Dari sebelumnya sebanyak 8.957 unit, kuota rumah subsidi untuk Kalbar akan ditambah menjadi 22.000 unit. Hal tersebut disampaikan Maruarar saat menghadiri kegiatan Kolaborasi Program Pembiayaan Perumahan dan Pemberdayaan Ekonomi Rakyat di Kantor Gubernur Kalimantan Barat, Rabu (4/3/2026).
“Tahun lalu rumah subsidi di Kalbar sekitar 8.957 unit. Sekarang kita dorong menjadi 22.000 unit. Ini peningkatan yang luar biasa,” ujarnya.
Menurutnya, kenaikan kuota tersebut tidak hanya bertujuan membantu masyarakat berpenghasilan rendah memiliki hunian layak, tetapi juga memberikan dampak ekonomi yang luas. Ia memperkirakan, setiap pembangunan satu unit rumah rata-rata melibatkan lima tenaga kerja.

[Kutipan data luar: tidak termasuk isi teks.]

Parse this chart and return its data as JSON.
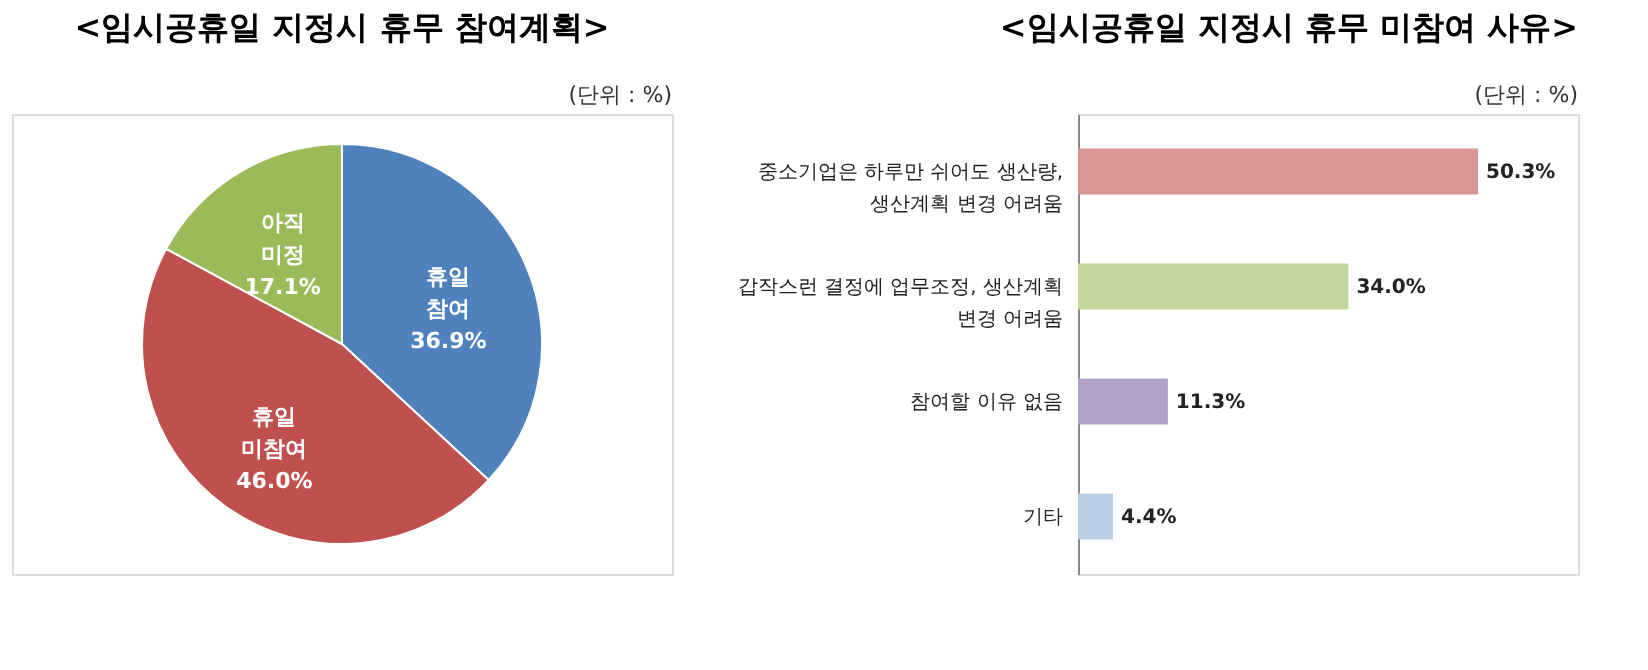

Jika target 22.000 unit terealisasi, maka potensi serapan tenaga kerja bisa mencapai sekitar 100 ribu orang. Dampaknya juga dinilai akan dirasakan sektor lain, mulai dari distribusi bahan bangunan, pelaku UMKM di sekitar lokasi proyek, hingga sektor perbankan dan asuransi.
Selain program rumah subsidi, pemerintah juga meningkatkan pelaksanaan program Bantuan Stimulan Perumahan Swadaya (BSPS) atau bedah rumah. Tahun ini, jumlah unit BSPS di Kalbar disebut meningkat menjadi lebih dari 10 ribu unit, jauh dibanding sebelumnya yang berada di angka sekitar 3.900 unit.
Maruarar menegaskan, pemerintah provinsi diminta menyiapkan data penerima yang akurat, sumber daya manusia, serta mempercepat proses perizinan agar program berjalan efektif dan tepat sasaran. Ia juga mengingatkan agar pembangunan perumahan tidak mengalihfungsikan lahan sawah, guna menjaga ketahanan pangan daerah.
Di sisi lain, pemerintah turut menyiapkan skema Kredit Usaha Rakyat (KUR) perumahan bagi pelaku UMKM dengan plafon di bawah Rp100 juta tanpa agunan tambahan. Skema tersebut menawarkan bunga 6 persen per tahun atau sekitar 0,5 persen per bulan.
“Kalau ini berjalan baik, tidak ada lagi ruang untuk rentenir. Negara harus hadir dan bekerja cepat untuk rakyat,” tegasnya.